Потом открылся занавес, наступила полная тишина, какой в Большом театре я больше никогда не слышал. Танцевала Гельцер действительно в пачке, и зал замер в восхищении. Все, кто курил, перестали курить, папиросы потухли — о них забыли. Это было восторженное внимание, ни с чем не сравнимое увлечение тем, что показывалось на сцене, настоящее потрясение. Это была сказка. Ну и, конечно, овации, гром оваций и восторженные крики в адрес замечательной балерины. Народ принимал в арсенал завоеванного богатства великое искусство.

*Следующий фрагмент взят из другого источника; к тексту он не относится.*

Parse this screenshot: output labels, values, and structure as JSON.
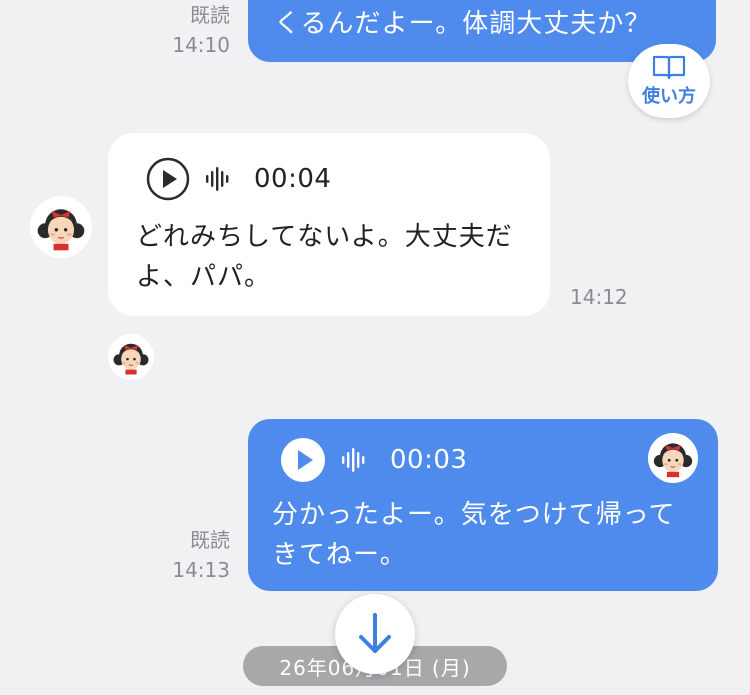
{
  "help": {
    "label": "使い方",
    "icon": "book-icon"
  },
  "messages": [
    {
      "direction": "out",
      "read": "既読",
      "time": "14:10",
      "text": "くるんだよー。体調大丈夫か？"
    },
    {
      "direction": "in",
      "duration": "00:04",
      "time": "14:12",
      "text_lines": [
        "どれみちしてないよ。大丈夫だ",
        "よ、パパ。"
      ]
    },
    {
      "direction": "out",
      "duration": "00:03",
      "read": "既読",
      "time": "14:13",
      "text_lines": [
        "分かったよー。気をつけて帰って",
        "きてねー。"
      ]
    }
  ],
  "date_separator": "26年06月01日 (月)",
  "colors": {
    "outgoing": "#4f8bec",
    "incoming": "#ffffff",
    "background": "#f1f1f3"
  },
  "icons": {
    "play": "play-icon",
    "waveform": "waveform-icon",
    "scroll_down": "arrow-down-icon",
    "avatar": "girl-avatar"
  }
}
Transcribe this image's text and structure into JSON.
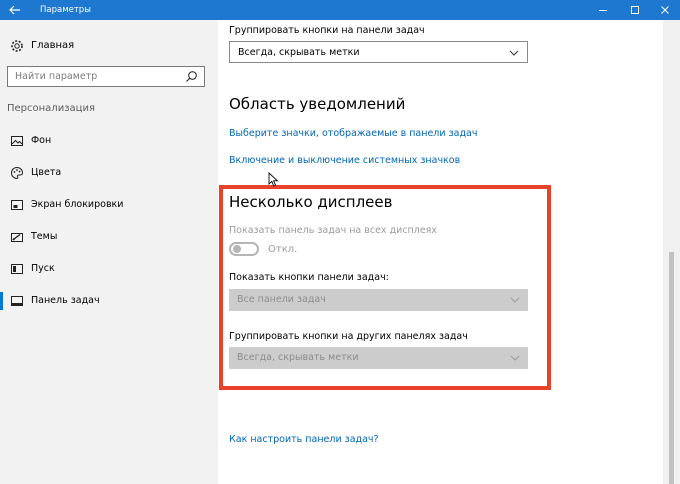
{
  "window": {
    "title": "Параметры",
    "accent": "#1e78d0"
  },
  "sidebar": {
    "home_label": "Главная",
    "search_placeholder": "Найти параметр",
    "section_header": "Персонализация",
    "items": [
      {
        "label": "Фон",
        "icon": "image-icon"
      },
      {
        "label": "Цвета",
        "icon": "palette-icon"
      },
      {
        "label": "Экран блокировки",
        "icon": "lock-screen-icon"
      },
      {
        "label": "Темы",
        "icon": "themes-icon"
      },
      {
        "label": "Пуск",
        "icon": "start-icon"
      },
      {
        "label": "Панель задач",
        "icon": "taskbar-icon",
        "selected": true
      }
    ]
  },
  "main": {
    "group_buttons_label": "Группировать кнопки на панели задач",
    "group_buttons_value": "Всегда, скрывать метки",
    "notification_area": {
      "heading": "Область уведомлений",
      "link1": "Выберите значки, отображаемые в панели задач",
      "link2": "Включение и выключение системных значков"
    },
    "multiple_displays": {
      "heading": "Несколько дисплеев",
      "show_all_label": "Показать панель задач на всех дисплеях",
      "toggle_state": "Откл.",
      "show_buttons_label": "Показать кнопки панели задач:",
      "show_buttons_value": "Все панели задач",
      "group_other_label": "Группировать кнопки на других панелях задач",
      "group_other_value": "Всегда, скрывать метки"
    },
    "help_link": "Как настроить панели задач?"
  },
  "colors": {
    "link": "#0066b8",
    "highlight": "#e8422b",
    "selection": "#0078d7"
  }
}
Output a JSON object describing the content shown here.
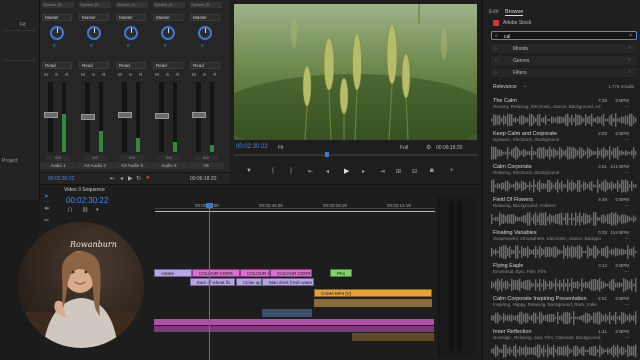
{
  "left_strip": {
    "labels": [
      "Fit",
      "Project"
    ]
  },
  "mixer": {
    "channels": [
      {
        "header": "System (S...",
        "select": "Master",
        "knob": "0",
        "read": "Read",
        "fader_value": "0.0",
        "name": "Audio 1",
        "level": 0.55
      },
      {
        "header": "System (S...",
        "select": "Master",
        "knob": "0",
        "read": "Read",
        "fader_value": "0.0",
        "name": "A2  Audio 2",
        "level": 0.3
      },
      {
        "header": "System (S...",
        "select": "Master",
        "knob": "0",
        "read": "Read",
        "fader_value": "0.0",
        "name": "A3  Audio 3",
        "level": 0.2
      },
      {
        "header": "System (S...",
        "select": "Master",
        "knob": "0",
        "read": "Read",
        "fader_value": "0.0",
        "name": "Audio 4",
        "level": 0.15
      },
      {
        "header": "System (S...",
        "select": "Master",
        "knob": "0",
        "read": "Read",
        "fader_value": "0.0",
        "name": "A5",
        "level": 0.1
      }
    ],
    "msr": "M S R",
    "time_left": "00:02:30:22",
    "time_right": "00:06:18:20"
  },
  "monitor": {
    "timecode": "00:02:30:22",
    "fit": "Fit",
    "quality": "Full",
    "duration": "00:06:18:20"
  },
  "timeline": {
    "sequence_name": "Video 3 Sequence",
    "timecode": "00:02:30:22",
    "ruler": [
      "00:02:30:00",
      "00:02:44:20",
      "00:03:03:19",
      "00:03:14:19"
    ],
    "clips_v": [
      {
        "label": "Adobe",
        "color": "#b5a7e6"
      },
      {
        "label": "COLOUR CORR",
        "color": "#e06bd2"
      },
      {
        "label": "COLOUR C",
        "color": "#e06bd2"
      },
      {
        "label": "COLOUR CORRECTION",
        "color": "#e06bd2"
      },
      {
        "label": "Pho",
        "color": "#7ed36a"
      },
      {
        "label": "Ears of wheat flo",
        "color": "#b5a7e6"
      },
      {
        "label": "Close up o",
        "color": "#b5a7e6"
      },
      {
        "label": "Man drink fresh water f",
        "color": "#b5a7e6"
      },
      {
        "label": "CAMA MP4 [V]",
        "color": "#e8a23c"
      }
    ]
  },
  "browse": {
    "tabs": [
      "Edit",
      "Browse"
    ],
    "source": "Adobe Stock",
    "search_value": "cal",
    "filters": [
      "Moods",
      "Genres",
      "Filters"
    ],
    "sort": "Relevance",
    "result_count": "1,775 results",
    "tracks": [
      {
        "title": "The Calm",
        "genres": "Dreamy, Relaxing, Electronic, Dance, Background, Amb...",
        "duration": "7:28",
        "bpm": "0 BPM"
      },
      {
        "title": "Keep Calm and Corporate",
        "genres": "Dynamic, Electronic, Background",
        "duration": "2:03",
        "bpm": "0 BPM"
      },
      {
        "title": "Calm Corporate",
        "genres": "Relaxing, Electronic, Background",
        "duration": "4:51",
        "bpm": "141 BPM"
      },
      {
        "title": "Field Of Flowers",
        "genres": "Relaxing, Background, Ambient",
        "duration": "4:49",
        "bpm": "0 BPM"
      },
      {
        "title": "Floating Variables",
        "genres": "Suspenseful, Atmosphere, Electronic, Dance, Backgro...",
        "duration": "0:33",
        "bpm": "124 BPM"
      },
      {
        "title": "Flying Eagle",
        "genres": "Emotional, Epic, Film, Film",
        "duration": "3:12",
        "bpm": "0 BPM"
      },
      {
        "title": "Calm Corporate Inspiring Presentation",
        "genres": "Inspiring, Happy, Relaxing, Background, Rock, Indie",
        "duration": "2:51",
        "bpm": "0 BPM"
      },
      {
        "title": "Inner Reflection",
        "genres": "Nostalgic, Relaxing, Sad, Film, Classical, Background, P...",
        "duration": "1:41",
        "bpm": "0 BPM"
      }
    ]
  },
  "webcam": {
    "overlay_text": "Rowanburn"
  },
  "colors": {
    "accent_blue": "#4a8be8",
    "playhead": "#3f79d6"
  }
}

Концерт в Большом театре запомнился мне, вероятно, еще и потому, что отец был очень рад и горд. Идя домой, он говорил, что Гельцер — есть Гельцер, Чайковский — есть Чайковский, и от этого никуда не уйти.
Мне иногда кажется, что именно в тот день я и породнился с Большим театром, породнился, еще ничего не понимая в его искусстве. И теперь, через много лет, я испытываю то же чувство удивления, которое тогда испытывал мой отец: какое же это большое и необыкновенно своеобразное целое — публика.